There are now also exceptions where reclaiming is not mandatory. But that threshold is high. “There must then be unacceptable financial or social consequences,” explains Sanders. “Being out on the street alone is not enough; just being out on the street when you are seriously ill, for example, is considered an ‘urgent reason’.” The amendment that the House is now proposing would give municipalities, but also judges, more room to deviate.

Between 2013 and 2018, there have been nearly 6,000 rulings by administrative judges on Participation Act recoveries. About 95 percent of the cases were mandatory recoveries for breach of the duty to provide information.

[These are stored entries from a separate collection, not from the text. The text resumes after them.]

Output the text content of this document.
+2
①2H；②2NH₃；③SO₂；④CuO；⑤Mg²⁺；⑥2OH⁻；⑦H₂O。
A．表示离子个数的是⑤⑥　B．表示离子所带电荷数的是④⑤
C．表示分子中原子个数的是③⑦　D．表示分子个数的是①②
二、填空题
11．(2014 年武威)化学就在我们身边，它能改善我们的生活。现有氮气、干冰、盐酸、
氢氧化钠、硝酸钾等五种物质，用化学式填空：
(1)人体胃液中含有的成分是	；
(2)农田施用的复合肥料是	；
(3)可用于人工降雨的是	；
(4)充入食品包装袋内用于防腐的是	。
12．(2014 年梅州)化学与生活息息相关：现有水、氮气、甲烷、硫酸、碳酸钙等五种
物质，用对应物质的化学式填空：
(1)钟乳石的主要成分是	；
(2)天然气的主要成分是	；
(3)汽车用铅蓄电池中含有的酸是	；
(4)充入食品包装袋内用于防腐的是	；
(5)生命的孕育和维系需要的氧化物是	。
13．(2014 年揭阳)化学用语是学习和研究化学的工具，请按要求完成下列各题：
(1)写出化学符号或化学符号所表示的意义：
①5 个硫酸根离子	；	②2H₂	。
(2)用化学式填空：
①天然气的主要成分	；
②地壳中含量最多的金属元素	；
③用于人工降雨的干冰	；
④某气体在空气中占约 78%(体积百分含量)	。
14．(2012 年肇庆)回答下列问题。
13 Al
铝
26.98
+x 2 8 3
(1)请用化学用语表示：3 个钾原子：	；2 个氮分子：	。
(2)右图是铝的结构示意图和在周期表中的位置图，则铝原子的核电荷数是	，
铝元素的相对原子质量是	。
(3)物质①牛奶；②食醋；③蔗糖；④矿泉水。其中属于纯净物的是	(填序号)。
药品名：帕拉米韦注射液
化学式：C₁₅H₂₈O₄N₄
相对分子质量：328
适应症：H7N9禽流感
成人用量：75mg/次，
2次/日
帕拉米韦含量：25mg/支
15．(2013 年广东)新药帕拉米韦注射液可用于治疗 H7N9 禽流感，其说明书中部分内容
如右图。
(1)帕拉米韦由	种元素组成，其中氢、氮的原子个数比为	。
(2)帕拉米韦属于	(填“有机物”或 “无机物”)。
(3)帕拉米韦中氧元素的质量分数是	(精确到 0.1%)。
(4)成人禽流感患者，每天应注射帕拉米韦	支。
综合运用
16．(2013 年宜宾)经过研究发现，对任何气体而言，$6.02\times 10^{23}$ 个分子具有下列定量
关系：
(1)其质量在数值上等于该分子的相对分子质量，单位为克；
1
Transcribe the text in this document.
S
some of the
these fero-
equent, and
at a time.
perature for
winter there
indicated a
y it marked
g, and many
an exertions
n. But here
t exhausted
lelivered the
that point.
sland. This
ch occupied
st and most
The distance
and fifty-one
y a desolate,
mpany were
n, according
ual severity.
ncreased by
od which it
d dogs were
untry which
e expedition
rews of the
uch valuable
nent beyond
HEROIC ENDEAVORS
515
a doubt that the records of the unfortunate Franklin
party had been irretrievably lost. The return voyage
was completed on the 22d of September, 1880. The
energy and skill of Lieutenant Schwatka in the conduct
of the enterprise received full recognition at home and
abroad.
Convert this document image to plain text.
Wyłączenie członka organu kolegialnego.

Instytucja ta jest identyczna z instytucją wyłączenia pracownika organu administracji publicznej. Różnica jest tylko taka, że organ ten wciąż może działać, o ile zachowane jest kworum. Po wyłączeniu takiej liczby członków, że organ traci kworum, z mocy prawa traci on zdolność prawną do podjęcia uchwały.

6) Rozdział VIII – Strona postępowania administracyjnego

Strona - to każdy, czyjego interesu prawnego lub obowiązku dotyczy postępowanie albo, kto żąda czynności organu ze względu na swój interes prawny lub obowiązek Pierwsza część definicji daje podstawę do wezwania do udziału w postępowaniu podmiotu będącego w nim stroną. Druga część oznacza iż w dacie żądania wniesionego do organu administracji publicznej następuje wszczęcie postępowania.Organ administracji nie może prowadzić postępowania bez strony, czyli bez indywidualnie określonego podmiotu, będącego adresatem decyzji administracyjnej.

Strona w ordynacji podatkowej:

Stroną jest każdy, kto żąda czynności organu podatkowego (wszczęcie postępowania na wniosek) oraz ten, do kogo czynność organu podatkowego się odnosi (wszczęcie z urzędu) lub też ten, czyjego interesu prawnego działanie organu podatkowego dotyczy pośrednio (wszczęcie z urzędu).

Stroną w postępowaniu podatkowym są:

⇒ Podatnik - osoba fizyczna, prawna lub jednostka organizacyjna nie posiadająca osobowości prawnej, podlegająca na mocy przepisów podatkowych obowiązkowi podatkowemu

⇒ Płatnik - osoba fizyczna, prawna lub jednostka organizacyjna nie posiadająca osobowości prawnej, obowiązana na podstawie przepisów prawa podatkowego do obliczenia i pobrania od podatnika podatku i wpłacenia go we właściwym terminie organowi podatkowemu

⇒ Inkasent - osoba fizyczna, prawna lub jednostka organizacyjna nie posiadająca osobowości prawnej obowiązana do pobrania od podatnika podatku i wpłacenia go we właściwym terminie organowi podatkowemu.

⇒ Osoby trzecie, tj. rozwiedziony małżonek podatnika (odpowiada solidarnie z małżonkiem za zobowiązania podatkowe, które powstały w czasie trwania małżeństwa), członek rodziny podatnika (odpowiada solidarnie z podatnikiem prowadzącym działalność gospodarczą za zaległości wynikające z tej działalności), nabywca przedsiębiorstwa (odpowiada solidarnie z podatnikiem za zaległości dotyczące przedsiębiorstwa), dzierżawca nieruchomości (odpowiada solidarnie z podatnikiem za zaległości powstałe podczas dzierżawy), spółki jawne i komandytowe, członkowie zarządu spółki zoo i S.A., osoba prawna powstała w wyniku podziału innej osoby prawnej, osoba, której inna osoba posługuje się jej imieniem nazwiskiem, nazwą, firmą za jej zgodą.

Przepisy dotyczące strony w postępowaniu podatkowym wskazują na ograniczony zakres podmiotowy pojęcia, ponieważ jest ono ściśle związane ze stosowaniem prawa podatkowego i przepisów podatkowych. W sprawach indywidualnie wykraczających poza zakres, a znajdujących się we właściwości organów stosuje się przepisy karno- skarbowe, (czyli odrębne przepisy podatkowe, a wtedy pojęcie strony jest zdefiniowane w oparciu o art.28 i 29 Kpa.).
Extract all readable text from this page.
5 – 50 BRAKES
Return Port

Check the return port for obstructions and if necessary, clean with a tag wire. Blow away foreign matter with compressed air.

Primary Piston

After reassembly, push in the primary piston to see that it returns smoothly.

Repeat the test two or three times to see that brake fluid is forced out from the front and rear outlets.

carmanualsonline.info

Of all the people who appealed to the court for the exception, 772 in total, none succeeded. “On appeal, my lawyer reduced the fine and the recovery, but I still had to pay it,” says Raïsa. “Last year I paid off about 52 euros a month. I can really feel that: normally I do my shopping for almost a week.”

Tailor-made municipalities

If people entitled to social assistance do report extra earnings and gifts, municipalities now also have the space to be merciful. How this is handled differs per municipality.

In Amsterdam, for example, you can receive up to 1200 euros per year in gifts. “At Christmas I received money from my little brother for my daughter’s Christmas present. Then I immediately called the municipality,” says Raïsa. Yet she still finds it exciting: “It feels like you are under a microscope. The lady of the municipality I spoke to knew nothing about it; the municipality would call me back within two days. Five days have passed and I have not heard anything yet. I’m going to call again on Monday just to be sure. I’m just afraid to accept help. “

Rather than just more room for exceptions, Asante would like to see a generic change. “You could increase social assistance benefits. But it would also help if the cabinet automatically pays out all the extras that minimums can help. Now those extras are often behind complicated forms and application procedures. The whole system scares people off.” , soon I’ll make a mistake, “we hear a lot.”